In sulfonation, the electrophile is sulfur trioxide (SO).3), which is formed under acidic reaction conditions (Grab. 17). The protonated intermediate product (I) is formed by protonation of the OH group. When oxygen acquires a positive charge, it becomes a good leaving group and water is lost from the intermediate, forming sulfur trioxide. Although sulfur trioxide does not have a positive charge, it is a strong electrophile. This is because the sulfur atom is bonded to three electronegative oxygen atoms, all of which "draw" electrons from the sulfur, making it electronless (i.e., electrophilic). Under electrophilic substitution (Grab. 18), the aromatic ring forms a bond with sulfur and a medPI NumberThe bonds between sulfur and oxygen are broken. Both electrons move to the more electronegative oxygen, forming a third lone pair of electrons and creating a negative charge on that oxygen.
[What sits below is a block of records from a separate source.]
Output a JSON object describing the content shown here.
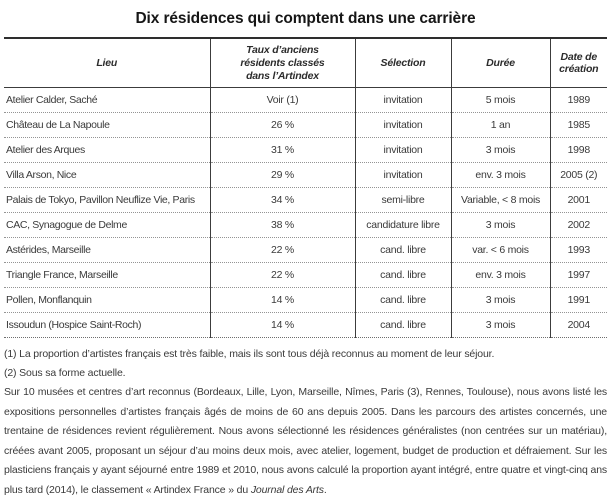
{
  "title": "Dix résidences qui comptent dans une carrière",
  "table": {
    "header": {
      "lieu": "Lieu",
      "taux_line1": "Taux d’anciens",
      "taux_line2": "résidents classés",
      "taux_line3": "dans l’Artindex",
      "selection": "Sélection",
      "duree": "Durée",
      "date": "Date de création"
    },
    "rows": [
      [
        "Atelier Calder, Saché",
        "Voir (1)",
        "invitation",
        "5 mois",
        "1989"
      ],
      [
        "Château de La Napoule",
        "26 %",
        "invitation",
        "1 an",
        "1985"
      ],
      [
        "Atelier des Arques",
        "31 %",
        "invitation",
        "3 mois",
        "1998"
      ],
      [
        "Villa Arson, Nice",
        "29 %",
        "invitation",
        "env. 3 mois",
        "2005 (2)"
      ],
      [
        "Palais de Tokyo, Pavillon Neuflize Vie, Paris",
        "34 %",
        "semi-libre",
        "Variable, < 8 mois",
        "2001"
      ],
      [
        "CAC, Synagogue de Delme",
        "38 %",
        "candidature libre",
        "3 mois",
        "2002"
      ],
      [
        "Astérides, Marseille",
        "22 %",
        "cand. libre",
        "var. < 6 mois",
        "1993"
      ],
      [
        "Triangle France, Marseille",
        "22 %",
        "cand. libre",
        "env. 3 mois",
        "1997"
      ],
      [
        "Pollen, Monflanquin",
        "14 %",
        "cand. libre",
        "3 mois",
        "1991"
      ],
      [
        "Issoudun (Hospice Saint-Roch)",
        "14 %",
        "cand. libre",
        "3 mois",
        "2004"
      ]
    ]
  },
  "footnotes": [
    "(1) La proportion d’artistes français est très faible, mais ils sont tous déjà reconnus au moment de leur séjour.",
    "(2) Sous sa forme actuelle."
  ],
  "paragraph": {
    "text": "Sur 10 musées et centres d’art reconnus (Bordeaux, Lille, Lyon, Marseille, Nîmes, Paris (3), Rennes, Toulouse), nous avons listé les expositions personnelles d’artistes français âgés de moins de 60 ans depuis 2005. Dans les parcours des artistes concernés, une trentaine de résidences revient régulièrement. Nous avons sélectionné les résidences généralistes (non centrées sur un matériau), créées avant 2005, proposant un séjour d’au moins deux mois, avec atelier, logement, budget de production et défraiement. Sur les plasticiens français y ayant séjourné entre 1989 et 2010, nous avons calculé la proportion ayant intégré, entre quatre et vingt-cinq ans plus tard (2014), le classement « Artindex France » du ",
    "italic_ref": "Journal des Arts",
    "after": "."
  }
}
This is eventually neutralized when the third lone pair of electrons is used to form a bond with the proton.

Electrophilic substitutions of benzene (12)

In nitration, sulfuric acid serves as an acid catalyst to form nitronium ions (NO).2), which is produced from nitric acid in a very similar way to how sulfur trioxide is produced from sulfuric acid (Grab. 19).

The mechanism of benzene nitration is very similar to that of sulfonation (Grab. 20Since the aromatic ring bonds to the electrophilic nitrogen atom, aPI NumberThe bond between N and O is broken and both electrons go to the oxygen atom. Unlike sulfonation, this oxygen retains a negative charge and does not capture a proton. This is because it acts as a counter ion to the neighboring nitrogen positive charge.

  • previous page
  • Next page

Learning Materials, Lecture Notes, Homework, Reference, Wiki Description, Explanation, Brief Details

Organic Chemistry: Aromatic Chemistry: Electrophilic Substitutions of Benzene |

(Video) Adding Cl to Benzene: Electrophilic Substitution


1. Reaction Mechanism 05 | Electrophilic Substitution 01 : Chlorination , Nitration in BENZENE JEE/NEET
(Physics Wallah - Alakh Pandey)
2. Aromatic Halogenation Mechanism - Chlorination, Iodination & Bromination of Benzene
(The Organic Chemistry Tutor)
3. Electrophilic Substitution of Benzene Mechanism (A-Level Chemistry)
(Chemistry Student)
4. Electrophilic Substitution Of Benzene
5. Electrophilic Substitution of Benzene | A-level Chemistry | OCR, AQA, Edexcel
6. 44h: Electrophilic aromatic substitution on benzene with two or more substituents
(Roxi Hulet)


Top Articles
Latest Posts
Article information

Author: Mrs. Angelic Larkin

Last Updated: 23/07/2023

Views: 5950

Rating: 4.7 / 5 (67 voted)

Reviews: 82% of readers found this page helpful

Author information

Name: Mrs. Angelic Larkin

Birthday: 1992-06-28

Address: Apt. 413 8275 Mueller Overpass, South Magnolia, IA 99527-6023

Phone: +6824704719725

Job: District Real-Estate Facilitator

Hobby: Letterboxing, Vacation, Poi, Homebrewing, Mountain biking, Slacklining, Cabaret

Introduction: My name is Mrs. Angelic Larkin, I am a cute, charming, funny, determined, inexpensive, joyous, cheerful person who loves writing and wants to share my knowledge and understanding with you.